Tuesday, May 18, 2010

Apropos of nothing...

The Korean attended a concert in which Robert Schumann's Scenes from Goethe's Faust was played. The songs were in German, and had an English translation in the programs.

One part of the music features four grey women, named Need, Guilt, Worry and Sorrow. The Korean was particularly struck by Worry's song -- in essence, it said Worry makes one paralyzed, such that one "starves, food in hand." Recently, the Korean had a lot of worry in his head, which made the song really resonate with him.

So he decided to come home and get the full lyrics, so that he can put it up somewhere and remind himself not to worry. After coming home, the Korean punched in the words he remembered in Google. (He lost the program on the way back.) And...

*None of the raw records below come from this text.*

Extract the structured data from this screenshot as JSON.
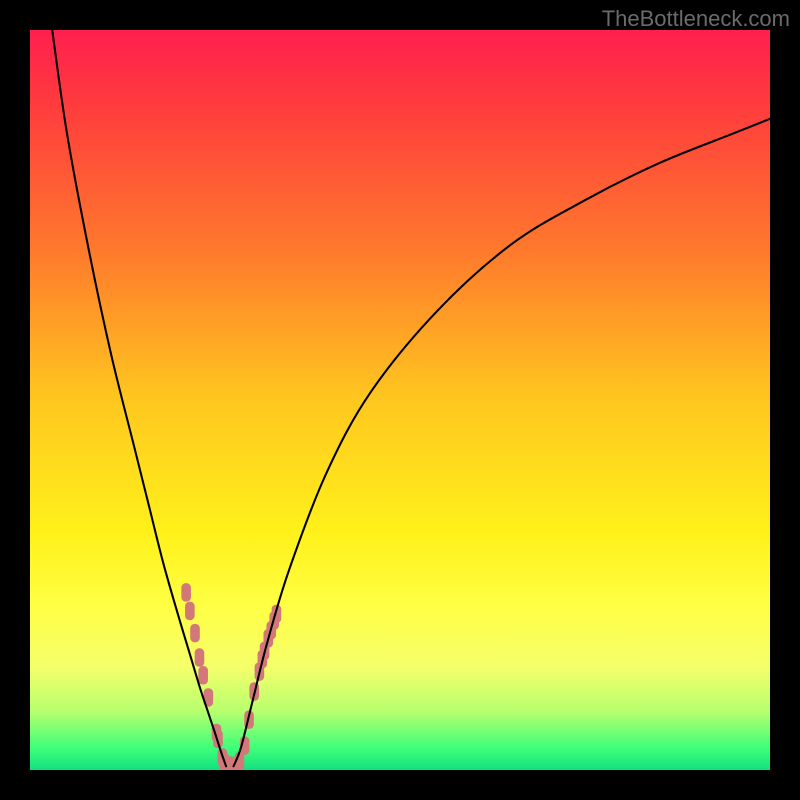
{
  "watermark": "TheBottleneck.com",
  "chart_data": {
    "type": "line",
    "title": "",
    "xlabel": "",
    "ylabel": "",
    "xlim": [
      0,
      100
    ],
    "ylim": [
      0,
      100
    ],
    "gradient_stops": [
      {
        "offset": 0.0,
        "color": "#ff1f4e"
      },
      {
        "offset": 0.1,
        "color": "#ff3b3e"
      },
      {
        "offset": 0.3,
        "color": "#ff7a2c"
      },
      {
        "offset": 0.5,
        "color": "#ffc71f"
      },
      {
        "offset": 0.68,
        "color": "#fff11a"
      },
      {
        "offset": 0.78,
        "color": "#ffff45"
      },
      {
        "offset": 0.86,
        "color": "#f5ff6a"
      },
      {
        "offset": 0.92,
        "color": "#b8ff6e"
      },
      {
        "offset": 0.97,
        "color": "#3fff7a"
      },
      {
        "offset": 1.0,
        "color": "#13e07e"
      }
    ],
    "series": [
      {
        "name": "left_branch",
        "x": [
          3.0,
          5.0,
          8.0,
          11.0,
          14.0,
          16.0,
          18.0,
          20.0,
          21.5,
          23.0,
          24.0,
          25.0,
          25.8,
          26.5
        ],
        "y": [
          100.0,
          86.0,
          70.0,
          56.0,
          44.0,
          36.0,
          28.0,
          21.0,
          16.0,
          11.0,
          8.0,
          5.0,
          2.5,
          0.5
        ]
      },
      {
        "name": "right_branch",
        "x": [
          27.5,
          28.5,
          30.0,
          32.0,
          35.0,
          40.0,
          46.0,
          55.0,
          65.0,
          75.0,
          85.0,
          95.0,
          100.0
        ],
        "y": [
          0.5,
          3.0,
          9.0,
          17.0,
          27.0,
          40.0,
          51.0,
          62.0,
          71.0,
          77.0,
          82.0,
          86.0,
          88.0
        ]
      }
    ],
    "markers": {
      "name": "sample_points",
      "color": "#d37878",
      "points": [
        {
          "x": 21.1,
          "y": 24.0
        },
        {
          "x": 21.6,
          "y": 21.5
        },
        {
          "x": 22.3,
          "y": 18.5
        },
        {
          "x": 22.9,
          "y": 15.2
        },
        {
          "x": 23.4,
          "y": 12.8
        },
        {
          "x": 24.1,
          "y": 9.8
        },
        {
          "x": 25.2,
          "y": 5.0
        },
        {
          "x": 25.4,
          "y": 4.2
        },
        {
          "x": 26.0,
          "y": 1.7
        },
        {
          "x": 26.3,
          "y": 1.0
        },
        {
          "x": 27.0,
          "y": 0.6
        },
        {
          "x": 27.8,
          "y": 0.6
        },
        {
          "x": 28.3,
          "y": 1.2
        },
        {
          "x": 29.0,
          "y": 3.3
        },
        {
          "x": 29.6,
          "y": 6.8
        },
        {
          "x": 30.3,
          "y": 10.6
        },
        {
          "x": 31.0,
          "y": 13.3
        },
        {
          "x": 31.4,
          "y": 15.0
        },
        {
          "x": 31.7,
          "y": 16.1
        },
        {
          "x": 32.2,
          "y": 17.8
        },
        {
          "x": 32.6,
          "y": 18.9
        },
        {
          "x": 33.0,
          "y": 20.2
        },
        {
          "x": 33.3,
          "y": 21.1
        }
      ]
    }
  }
}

Nothing! The Korean could not find the English translation of Scenes from Goethe's Faust on the Internet. That was surprising. There was something not available on the Internet?


  1. If you can find someone who speaks German...


    Or you can go with the crappy machine translation

    Here's a sample...
    WORRY. Who do I once I possess
    The whole world is of no use:
    Perpetual Gloomy descends,
    Sun is not yet under,
    In consummate external senses
    Home darkness inside,
    And he knows of all the treasures
    Not to sit in possession.
    Happiness and unhappiness is to cricket
    He starved to death in the fullness
    Be it bliss, be it plague,
    Moves first on the other days,
    If the only future awaiting,
    And it will never finish.

  2. One of my good friends is a pro. opera singer. I sent her a message two hours ago. I know that in her foreign operas, she has a translation so that she knows where to put the emphasis and, of course, what she's singing about. Will post if she sends a reply.

  3. I'm not perfect, when it comes to translations, but maybe mine is useful unitl you get an official one:

    Even if no ear could hear,
    I would still resonate in the heart;
    My shape changed,
    I wield my grim power:
    On paths, on waves,
    constantly fearful companion,
    always found, never looked for,
    so often flattered, so often cursed! -
    Have you never known worry?


    To whom I own once,
    the world will be of no use:
    Eternal darkness descends,
    the sun will neither rise nor set,
    with all exterior senses unflawed,
    darkness will live within,
    and of all the treasures,
    he can get hold of none.
    Luck and misfortune turn into locusts,
    he starves, food in hand.
    Be it pleasure, be it trouble,
    he defers it to another day,
    he is only aware of the future,
    and not able to finish a thing.


    Should he go? Should he come?
    Someone has made the decision for him;
    In the middle of a paved way,
    he staggers, stumbles with half steps.
    He loses himself, deeper and deeper,
    sees everything tilted,
    himself and others under pressure,
    drawing breath and suffocating,
    chocked and lifeless,
    not despairing, not devoted.
    An inexorable rolling,
    painful permission, adverse compulsion,
    erelong freedom, erelong smothering,
    half sleep, and poor reviving
    holds him in place
    and prepares him for hell.


    how I swiftly turn from you!
    People are blind all their life:
    And now, Faust, you'll be too in the end.

  4. something not available on the Internet?

    This is impossible!

  5. This comment has been removed by the author.

  6. It looks like opera singers translate on their own. Whodda thunk it? Regardless, if it helps any, here's what she offered ...

    "I'm looking now! The most common way for me to get good translations is to sit down with the libretto and my trusty German dictionary, but I can sometimes find something online."

    And then later, after she couldn't find it (of course), this website ...


  7. The English lyrics in opera productions of non-English works are not standardized. They will vary from production to production. My favorite line from "La Fanciuelle del West" does not appear in Google, for example.

  8. I am sure there are many translation out there since Faust is one of the great classics of German literature. This is from Faust part 2.